In doing research on the whole question of open-plan offices for academics, I have come across an enormous amount of material which exposes the problems across all sectors and globally of the open-plan workplace. A particularly well-titled article by Oliver Burkeman appeared in The Guardian in November 2013: Open-plan offices were devised by Satan in the deepest caverns of hell
There is also an excellent and instructive segment on Open-plan on the science program Catalyst which was broadcast by the Australian national broadcasting channel, the ABC in October 2014
Articles of note (there are others I have not listed here) which apply specifically to the academic workplace include a literature review and two excellent research papers:
The Future Academic Workspace: A literature review This paper was published in February 2014 by the international Architecture firm Hassell. It doesn’t argue one way or the other but the conclusions are more than clear.
Also:
Academic Staff Consultative Committee Issues Discussion Paper: Open Plan Office Space (Academic Staff) by Associate Professor Suzanne Ryan at the University of Newcastle in NSW, Australia, published 8 December 2014.

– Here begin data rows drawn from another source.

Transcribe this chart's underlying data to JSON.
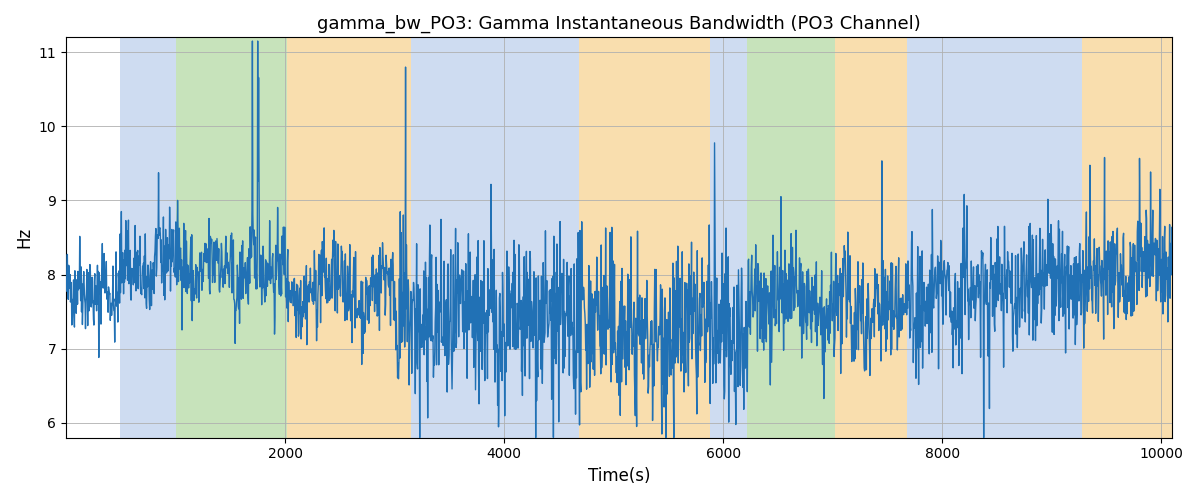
{
  "title": "gamma_bw_PO3: Gamma Instantaneous Bandwidth (PO3 Channel)",
  "xlabel": "Time(s)",
  "ylabel": "Hz",
  "xlim": [
    0,
    10100
  ],
  "ylim": [
    5.8,
    11.2
  ],
  "yticks": [
    6,
    7,
    8,
    9,
    10,
    11
  ],
  "xticks": [
    2000,
    4000,
    6000,
    8000,
    10000
  ],
  "line_color": "#2171b5",
  "line_width": 1.0,
  "grid_color": "#b0b0b0",
  "bands": [
    {
      "start": 0,
      "end": 490,
      "color": "#ffffff",
      "alpha": 1.0
    },
    {
      "start": 490,
      "end": 1000,
      "color": "#aec6e8",
      "alpha": 0.6
    },
    {
      "start": 1000,
      "end": 2020,
      "color": "#90c878",
      "alpha": 0.5
    },
    {
      "start": 2020,
      "end": 3150,
      "color": "#f5c878",
      "alpha": 0.6
    },
    {
      "start": 3150,
      "end": 4680,
      "color": "#aec6e8",
      "alpha": 0.6
    },
    {
      "start": 4680,
      "end": 5880,
      "color": "#f5c878",
      "alpha": 0.6
    },
    {
      "start": 5880,
      "end": 6220,
      "color": "#aec6e8",
      "alpha": 0.6
    },
    {
      "start": 6220,
      "end": 7020,
      "color": "#90c878",
      "alpha": 0.5
    },
    {
      "start": 7020,
      "end": 7680,
      "color": "#f5c878",
      "alpha": 0.6
    },
    {
      "start": 7680,
      "end": 9280,
      "color": "#aec6e8",
      "alpha": 0.6
    },
    {
      "start": 9280,
      "end": 10100,
      "color": "#f5c878",
      "alpha": 0.6
    }
  ],
  "seed": 42,
  "n_points": 2500,
  "t_start": 0,
  "t_end": 10100
}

The open-plan academy: space, control and the undermining of professional identity by Chris Baldry (University of Stirling, UK) and Alison Barnes (Macquarie University, Australia), Work Employment & Society, April 2012 vol. 26 no. 2 228-245 doi: 10.1177/0950017011432917
The case for new academic workspaces
By James Pinder, Jennifer Parkin, Simon Austin, Fiona Duggan,Mark Lansdale, Peter Demian, Thom Baguley and Simon Allenby
Published in 2009 by Department of Civil and Building Engineering
Loughborough University
I was particularly interested by this de-identified comment, included in the second article above, from an academic who has been subjected to this process at a Scottish university:
We then had a number of focus groups with the architects, and the architects talked about what we need for our workplace and we were very clear that our offices were not just tiny cells that we sat and worked in on our own but they were where students came, they were where we could be found, they were where we kept stuff. They were, you know, our basic home… we explained it very, very clearly and the architects were very, very good. And the architects basically came to a feeling that we needed individual offices, but they are stuck between a rock and hard place ‘cos the university doesn’t want to pay for them. (Glenlivet #1)

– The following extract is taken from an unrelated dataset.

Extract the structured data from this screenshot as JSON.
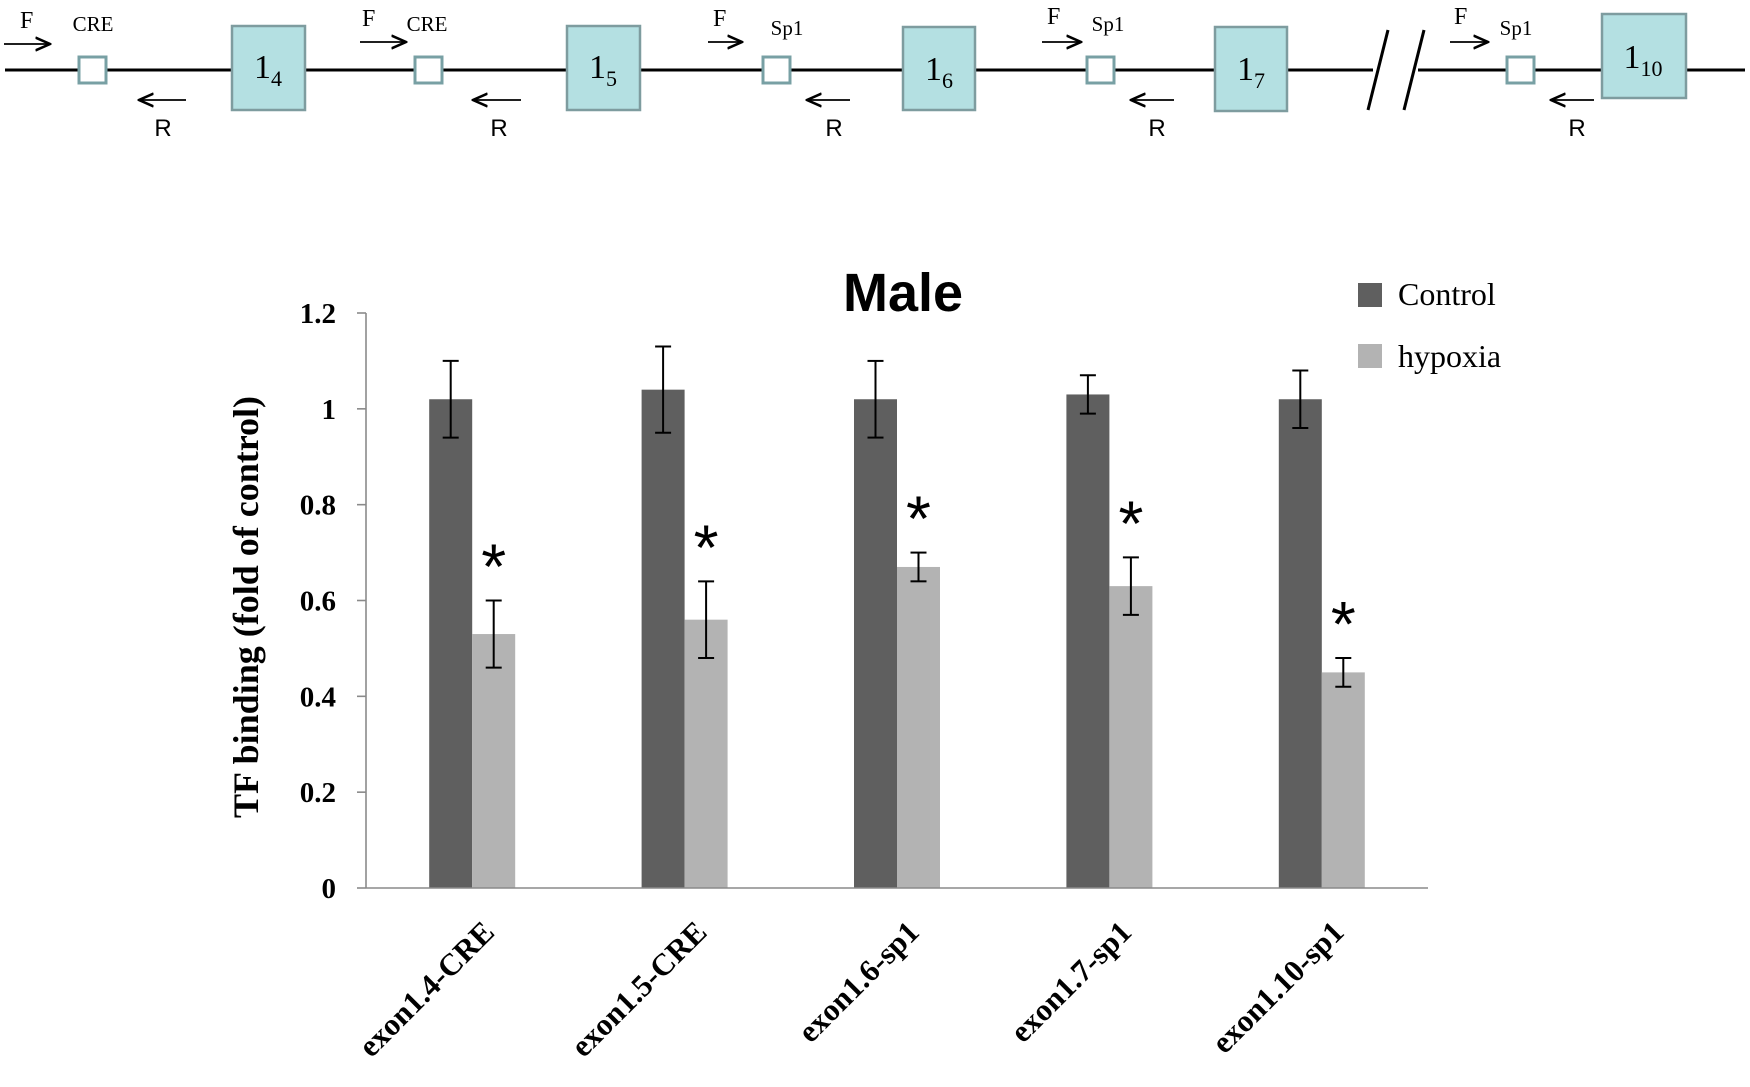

Academics spend years – decades – building their careers often across the world and across several universities. Their office is their one home point in this peripatetic existence. The university is where their mail is sent to, where their email address is located, and their office is where they spend long hours reflecting on their research, engaged in frustrating administrative tasks, where people know where to find them, where they meet students and colleagues. It is also where they store the tools of their trade, often purchased at their own expense, not the institution’s: valuable research collections of books and papers, teaching materials, student work and specialised computing equipment.
Academics don’t see themselves as 9 to 5 workers, their core identity is usually attached to the kind of work they do. This, of course, is a hangover – no matter how dubious – from the identification of the academic and the medieval cleric and the notion of ‘vocation’. The attack on the academic office in this context, is not just an attack on professional identity, it is an attack on the academic’s very notion of home.